Hundreds of officers from across the state, Attorney General Bill Lockyer and Lt. Gov. Cruz Bustamante attended the service to remember the life of Dennis E. Phelps.
Bustamante said, “One of California’s sons has fallen, a son of the Valley. He chose a life of public service, a job that bears risk and jeopardy . . . They wear a badge, offer help, put themselves in harm’s way.”
Fresno County Sheriff Richard Pierce described to the audience a week spent “trying to get a grip” on how events had unfolded. In the end, he said, he came to a simple but grim conclusion.

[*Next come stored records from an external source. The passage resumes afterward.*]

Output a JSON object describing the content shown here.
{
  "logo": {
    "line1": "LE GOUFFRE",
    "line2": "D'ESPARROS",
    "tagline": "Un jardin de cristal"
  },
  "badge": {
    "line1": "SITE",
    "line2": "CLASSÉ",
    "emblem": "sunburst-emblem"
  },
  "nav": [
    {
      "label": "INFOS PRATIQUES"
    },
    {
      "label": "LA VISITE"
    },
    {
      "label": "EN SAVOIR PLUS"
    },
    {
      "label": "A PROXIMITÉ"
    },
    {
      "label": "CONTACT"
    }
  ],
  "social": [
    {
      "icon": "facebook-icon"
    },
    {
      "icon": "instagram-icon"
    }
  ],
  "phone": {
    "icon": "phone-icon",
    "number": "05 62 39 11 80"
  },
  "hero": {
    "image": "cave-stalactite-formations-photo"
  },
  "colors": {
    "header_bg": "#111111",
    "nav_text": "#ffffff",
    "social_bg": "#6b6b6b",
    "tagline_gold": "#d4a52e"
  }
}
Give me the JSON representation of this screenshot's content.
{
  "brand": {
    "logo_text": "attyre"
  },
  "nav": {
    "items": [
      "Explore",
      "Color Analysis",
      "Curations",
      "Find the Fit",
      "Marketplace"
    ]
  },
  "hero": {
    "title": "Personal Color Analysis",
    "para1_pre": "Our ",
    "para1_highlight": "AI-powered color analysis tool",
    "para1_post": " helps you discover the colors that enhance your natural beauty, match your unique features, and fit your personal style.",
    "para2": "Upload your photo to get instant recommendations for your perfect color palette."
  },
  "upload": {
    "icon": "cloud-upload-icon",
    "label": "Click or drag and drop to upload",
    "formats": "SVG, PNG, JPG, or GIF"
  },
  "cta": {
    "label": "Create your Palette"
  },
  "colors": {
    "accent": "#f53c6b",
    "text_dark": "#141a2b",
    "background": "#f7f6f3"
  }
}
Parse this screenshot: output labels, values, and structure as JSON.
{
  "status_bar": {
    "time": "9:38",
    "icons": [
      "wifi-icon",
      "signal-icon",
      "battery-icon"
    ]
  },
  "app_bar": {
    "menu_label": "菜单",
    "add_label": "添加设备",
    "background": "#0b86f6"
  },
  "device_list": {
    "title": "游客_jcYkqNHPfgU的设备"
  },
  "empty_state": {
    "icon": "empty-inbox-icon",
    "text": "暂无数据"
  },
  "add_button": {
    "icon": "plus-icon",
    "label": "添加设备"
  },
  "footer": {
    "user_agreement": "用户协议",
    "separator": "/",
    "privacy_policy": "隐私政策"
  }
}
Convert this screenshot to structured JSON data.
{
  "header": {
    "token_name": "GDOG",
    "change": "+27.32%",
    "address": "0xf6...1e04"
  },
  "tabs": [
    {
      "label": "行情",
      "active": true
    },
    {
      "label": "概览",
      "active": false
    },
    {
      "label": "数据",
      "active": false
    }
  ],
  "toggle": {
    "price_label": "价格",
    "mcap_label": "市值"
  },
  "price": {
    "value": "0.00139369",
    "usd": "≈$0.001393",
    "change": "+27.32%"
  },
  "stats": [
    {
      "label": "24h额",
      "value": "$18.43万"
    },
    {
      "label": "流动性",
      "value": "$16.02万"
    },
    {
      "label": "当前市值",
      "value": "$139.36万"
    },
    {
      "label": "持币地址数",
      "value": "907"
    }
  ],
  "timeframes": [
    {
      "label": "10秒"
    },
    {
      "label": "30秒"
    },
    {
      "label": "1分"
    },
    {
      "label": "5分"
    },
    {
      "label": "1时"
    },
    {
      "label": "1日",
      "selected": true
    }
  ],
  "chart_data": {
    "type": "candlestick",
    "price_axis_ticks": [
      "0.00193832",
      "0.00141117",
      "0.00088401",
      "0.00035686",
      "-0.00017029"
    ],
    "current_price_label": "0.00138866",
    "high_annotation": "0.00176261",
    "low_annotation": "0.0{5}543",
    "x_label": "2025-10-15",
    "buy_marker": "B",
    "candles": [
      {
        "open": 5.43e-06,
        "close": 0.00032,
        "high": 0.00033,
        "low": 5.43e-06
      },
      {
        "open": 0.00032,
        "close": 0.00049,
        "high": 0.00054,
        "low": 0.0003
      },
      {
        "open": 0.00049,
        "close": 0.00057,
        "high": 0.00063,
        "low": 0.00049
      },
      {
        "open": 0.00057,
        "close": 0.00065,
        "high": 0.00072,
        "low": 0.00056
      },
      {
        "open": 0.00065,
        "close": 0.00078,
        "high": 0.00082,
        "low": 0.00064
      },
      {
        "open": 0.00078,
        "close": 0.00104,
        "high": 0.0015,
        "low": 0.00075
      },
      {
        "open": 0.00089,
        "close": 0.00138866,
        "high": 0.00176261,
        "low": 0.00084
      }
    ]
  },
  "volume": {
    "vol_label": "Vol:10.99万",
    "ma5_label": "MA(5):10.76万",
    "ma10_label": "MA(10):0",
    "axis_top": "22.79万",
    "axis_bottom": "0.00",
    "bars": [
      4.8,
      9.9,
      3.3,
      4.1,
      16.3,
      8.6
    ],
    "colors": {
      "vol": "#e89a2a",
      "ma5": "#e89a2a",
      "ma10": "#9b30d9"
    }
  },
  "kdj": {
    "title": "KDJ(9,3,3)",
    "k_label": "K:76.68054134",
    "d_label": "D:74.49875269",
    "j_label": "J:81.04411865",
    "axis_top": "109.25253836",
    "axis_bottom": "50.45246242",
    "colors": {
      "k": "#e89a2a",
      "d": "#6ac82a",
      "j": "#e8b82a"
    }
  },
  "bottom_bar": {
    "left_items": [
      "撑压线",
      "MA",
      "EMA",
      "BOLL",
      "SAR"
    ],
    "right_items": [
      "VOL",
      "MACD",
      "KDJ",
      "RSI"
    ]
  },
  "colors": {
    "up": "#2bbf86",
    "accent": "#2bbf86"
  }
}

“Those who wear the uniform, every day have taken on the responsibility of placing ourselves in danger,” he told the crowd made up mostly of peace officers in uniform. “It is what we do. It is what we love. And Dennis loved it, too.”
The Phelps family’s pastor, Tim McLain Rolen of the New Hope Community Church, said the memorial service was about celebrating the love, joy, and adventure of Phelps’ life. Rolen, referring to Phelps, told the group of mourners, “He wanted to do it and he loved it. Any of you who have any regrets about letting him go on patrol: Don’t. His family doesn’t.”
Deputy Chris Curtice, in a voice heavily tinged with country flavor, sang The Grace of His Shield: “The good days are many and the bad days are few. The good days remind us why we do what we do. Pray for each other ‘cuz the dangers are real. When you carry the weight of the shield.”
Following the service, more than 300 sheriff’s cars from as far away as Los Angeles, San Bernardino, San Benito and Amador counties; police cars from San Jose, Riverside, Oakdale and more than a dozen California Highway Patrol units slowly left the church and filed to Phelps’ grave site at Clovis Cemetery District.
More than 60 motorcycles led the way, followed by a hearse, limousines and dozens of Fresno County sheriffs, Clovis police and Fresno police cruisers. As the cars formed a wide circle around the cemetery, two and three abreast, eight helicopters flew over in tight formation.
Deputy Phelps was laid to rest nine days after his life ended on a dusty roadside a few miles northeast of the cemetery.
Phelps began his career in the early 1980s with the Kerman Police Department and as a sheriff’s deputy assigned to the courts. After about 3 years, he left the sheriff’s department to work as a train engineer with the Burlington Northern Railroad.
He returned to the Sheriff’s Department in 1999 as a reserve deputy in order to spend more time with his family. Phelps became a full-time deputy October 30, 2000, and recently completed training to become a patrol officer.
He is survived by his wife, Dana; children, Nicole; 18, and Kenny, 13; and parents, Brice and Mary Phelps of Clovis.
The Fresno Deputy Sheriff’s Association has set up a trust fund for Deputy Phelps’ family. Checks can be made payable to Dennis Phelps Memorial and mailed to Kerman State Bank, P.O. Box 277, Kerman, CA 93630.